Note that during a PR to add pd to Julia/Turing, one of the dev's came up with a much more efficient algorithm than the one-liner equivalent that we have in bayestestR
(though it doesn't look like it):
function p_direction(x::AbstractArray{<:Union{Missing,Real}})
ntotal = 0
npositive = 0
nnegative = 0
for xi in x
if xi > 0
npositive += 1
elseif xi < 0
nnegative += 1
end
ntotal += 1
end
return max(npositive, nnegative) / ntotal
end
We might run a quick benchmark to see if it's also more efficient.
we discussed this in the past, seems like we do need an error here).
I'm alright with that
We can mention a weird theoretical caveat: let say a posterior has like 999 values of 0
and one 0.1
, then the pd using the formula above will be 100%. But that kind of weirdness should be spottable by inspecting the proportion of exactly 0 values
The Julia solution is less efficient in R (probably because R doesn't have the +=
operator?), but I found a solution that is marginally more efficient to the one we currently have:
pd_classic <- function(x, null = 0) {
# Current algo
max(c(length(x[x > null])/length(x), length(x[x < null])/length(x)))
}
pd_Julia <- function(x, null = 0) {
# Julia algo
ntotal <- 0
npositive <- 0
nnegative <- 0
for (xi in x) {
if (xi > null) {
npositive <- npositive + 1
} else if (xi < null) {
nnegative <- nnegative + 1
}
ntotal <- ntotal + 1
}
return(max(npositive, nnegative) / ntotal)
}
pd_new <- function(x, null = 0) {
# New algo?
max(sum(x > null), sum(x < null)) /length(x)
}
# continuous
microbenchmark::microbenchmark(
pd_classic(rnorm(10000)),
pd_Julia(rnorm(10000)),
pd_new(rnorm(10000)),
setup = set.seed(111)
)
#> Unit: microseconds
#> expr min lq mean median uq max neval cld
#> pd_classic(rnorm(10000)) 450.0 464.60 495.095 473.35 537.3 671.1 100 a
#> pd_Julia(rnorm(10000)) 727.8 800.45 817.058 817.70 828.8 884.4 100 b
#> pd_new(rnorm(10000)) 369.1 403.15 420.443 409.85 440.6 520.0 100 c
# discrete
microbenchmark::microbenchmark(
pd_classic(rpois(10000, 0.4)),
pd_Julia(rpois(10000, 0.4)),
pd_new(rpois(10000, 0.4)),
setup = set.seed(111)
)
#> Unit: microseconds
#> expr min lq mean median uq max neval cld
#> pd_classic(rpois(10000, 0.4)) 178.7 187.80 190.381 188.7 190.40 246.4 100 a
#> pd_Julia(rpois(10000, 0.4)) 493.2 520.35 528.264 525.8 532.90 599.0 100 b
#> pd_new(rpois(10000, 0.4)) 160.0 170.80 173.672 172.5 173.95 210.8 100 c
Also,
We can mention a weird theoretical caveat: let say a posterior has like 999 values of 0 and one 0.1, then the pd using the formula above will be 100%. But that kind of weirdness should be spottable by inspecting the proportion of exactly 0 values
The current solution and the Julia solution would give $pd = 0.001$:
x <- c(rep(0, 999), 0.1)
bayestestR::p_direction(x)
#> Probability of Direction: 1.00e-03
pd_Julia(x)
#> [1] 0.001
pd_new(x)
#> [1] 0.001
(Why would a loop be faster than a vectorized operation in Julia? How odd....)

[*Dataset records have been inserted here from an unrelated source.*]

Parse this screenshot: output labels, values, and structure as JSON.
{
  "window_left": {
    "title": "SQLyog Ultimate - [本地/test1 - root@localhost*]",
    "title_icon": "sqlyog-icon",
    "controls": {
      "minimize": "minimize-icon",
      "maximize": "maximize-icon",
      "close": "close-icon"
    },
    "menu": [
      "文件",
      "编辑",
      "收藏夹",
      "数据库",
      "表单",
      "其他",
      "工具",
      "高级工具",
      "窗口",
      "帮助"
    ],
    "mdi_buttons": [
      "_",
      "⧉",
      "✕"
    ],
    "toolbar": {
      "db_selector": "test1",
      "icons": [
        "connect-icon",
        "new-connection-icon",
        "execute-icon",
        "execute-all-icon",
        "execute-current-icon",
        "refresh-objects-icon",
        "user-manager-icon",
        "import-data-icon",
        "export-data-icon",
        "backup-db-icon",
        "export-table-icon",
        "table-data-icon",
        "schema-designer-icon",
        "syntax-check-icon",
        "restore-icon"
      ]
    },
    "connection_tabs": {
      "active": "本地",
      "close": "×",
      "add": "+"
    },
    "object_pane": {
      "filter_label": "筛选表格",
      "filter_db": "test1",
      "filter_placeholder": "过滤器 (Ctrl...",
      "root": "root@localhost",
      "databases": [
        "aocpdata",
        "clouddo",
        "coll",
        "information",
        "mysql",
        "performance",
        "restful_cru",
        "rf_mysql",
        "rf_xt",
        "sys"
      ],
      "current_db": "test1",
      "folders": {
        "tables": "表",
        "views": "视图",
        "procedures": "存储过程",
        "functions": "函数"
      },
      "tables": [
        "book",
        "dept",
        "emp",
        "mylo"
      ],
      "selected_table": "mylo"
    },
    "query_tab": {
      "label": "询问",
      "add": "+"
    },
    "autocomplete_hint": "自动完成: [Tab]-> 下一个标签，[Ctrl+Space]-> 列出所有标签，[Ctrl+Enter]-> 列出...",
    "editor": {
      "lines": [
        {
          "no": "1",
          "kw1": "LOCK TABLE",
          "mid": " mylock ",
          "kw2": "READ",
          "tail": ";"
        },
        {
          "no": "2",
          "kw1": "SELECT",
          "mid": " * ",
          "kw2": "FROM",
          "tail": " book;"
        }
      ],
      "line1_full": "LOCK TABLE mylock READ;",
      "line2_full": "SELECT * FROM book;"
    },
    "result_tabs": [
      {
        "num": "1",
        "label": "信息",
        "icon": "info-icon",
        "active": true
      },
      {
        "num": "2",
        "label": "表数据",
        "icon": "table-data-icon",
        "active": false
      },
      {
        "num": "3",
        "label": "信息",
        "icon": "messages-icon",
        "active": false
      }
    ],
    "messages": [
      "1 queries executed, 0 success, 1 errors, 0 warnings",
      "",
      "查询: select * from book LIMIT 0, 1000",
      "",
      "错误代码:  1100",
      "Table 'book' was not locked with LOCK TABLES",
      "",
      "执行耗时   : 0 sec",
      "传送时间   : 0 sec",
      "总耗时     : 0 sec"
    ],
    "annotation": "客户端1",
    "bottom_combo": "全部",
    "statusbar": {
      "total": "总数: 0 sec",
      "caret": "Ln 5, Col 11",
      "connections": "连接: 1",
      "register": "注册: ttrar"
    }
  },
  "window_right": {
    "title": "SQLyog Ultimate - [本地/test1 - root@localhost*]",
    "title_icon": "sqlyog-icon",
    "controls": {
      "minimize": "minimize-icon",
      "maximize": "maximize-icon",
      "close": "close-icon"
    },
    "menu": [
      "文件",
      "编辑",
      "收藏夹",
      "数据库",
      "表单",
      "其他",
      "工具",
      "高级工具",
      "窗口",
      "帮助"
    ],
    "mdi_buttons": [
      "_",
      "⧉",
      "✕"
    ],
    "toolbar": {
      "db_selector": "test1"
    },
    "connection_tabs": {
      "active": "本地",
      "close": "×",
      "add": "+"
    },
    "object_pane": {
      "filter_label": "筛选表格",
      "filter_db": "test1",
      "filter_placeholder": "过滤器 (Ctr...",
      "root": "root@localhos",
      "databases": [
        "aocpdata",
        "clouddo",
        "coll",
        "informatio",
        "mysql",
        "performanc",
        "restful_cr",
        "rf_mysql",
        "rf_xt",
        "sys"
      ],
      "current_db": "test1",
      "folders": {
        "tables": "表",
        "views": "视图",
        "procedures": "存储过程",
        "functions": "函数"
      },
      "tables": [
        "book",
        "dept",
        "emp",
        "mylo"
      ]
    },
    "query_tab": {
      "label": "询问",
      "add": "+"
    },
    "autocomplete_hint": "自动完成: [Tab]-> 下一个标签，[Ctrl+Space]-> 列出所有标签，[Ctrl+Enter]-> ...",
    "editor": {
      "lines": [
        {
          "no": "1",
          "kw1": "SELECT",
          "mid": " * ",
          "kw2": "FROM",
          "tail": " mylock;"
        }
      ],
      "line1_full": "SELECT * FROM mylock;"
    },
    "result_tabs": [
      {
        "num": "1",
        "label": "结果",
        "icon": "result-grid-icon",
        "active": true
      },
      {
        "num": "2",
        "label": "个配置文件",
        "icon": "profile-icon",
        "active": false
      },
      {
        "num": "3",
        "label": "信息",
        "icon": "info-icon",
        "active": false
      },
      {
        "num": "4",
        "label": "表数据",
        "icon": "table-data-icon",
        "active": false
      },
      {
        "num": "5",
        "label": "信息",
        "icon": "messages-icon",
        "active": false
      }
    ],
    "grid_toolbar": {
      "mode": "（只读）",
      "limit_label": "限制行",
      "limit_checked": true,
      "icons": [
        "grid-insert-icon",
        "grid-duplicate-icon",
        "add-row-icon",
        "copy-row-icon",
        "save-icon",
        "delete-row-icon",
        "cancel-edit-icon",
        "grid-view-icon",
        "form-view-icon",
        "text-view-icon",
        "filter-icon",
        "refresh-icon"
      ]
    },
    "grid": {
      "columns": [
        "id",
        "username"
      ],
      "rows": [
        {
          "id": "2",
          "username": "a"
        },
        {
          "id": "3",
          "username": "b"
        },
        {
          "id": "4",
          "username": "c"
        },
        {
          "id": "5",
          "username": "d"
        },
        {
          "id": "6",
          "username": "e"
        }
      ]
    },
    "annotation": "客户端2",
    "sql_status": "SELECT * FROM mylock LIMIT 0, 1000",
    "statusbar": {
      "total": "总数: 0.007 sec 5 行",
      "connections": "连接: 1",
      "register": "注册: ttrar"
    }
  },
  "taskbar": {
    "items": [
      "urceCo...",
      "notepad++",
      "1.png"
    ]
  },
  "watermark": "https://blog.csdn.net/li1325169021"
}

Your answers were very helpful and the paper is also very interesting.
Thank you very much!
The current solution and the Julia solution would give .001
right yeah I brainfroze
Hello,
i would like to calculate the p-direction of a marginal density that is discontinuous with a large amount of probability mass at exactly zero.
This leads to two problems: (1) The median is exactly zero, so its unclear whether to use the area to the left or right of zero. (2) A significant part of the probability mass is exactly zero and neither option from (1) would capture it in calculations.
Currently, the pd() function returns p-direction values below 0.5, violating its theoretical range of 0.5 to 1.
My question is: Is there any way to solve these two problems without significantly changing the way that the p-direction can be interpreted?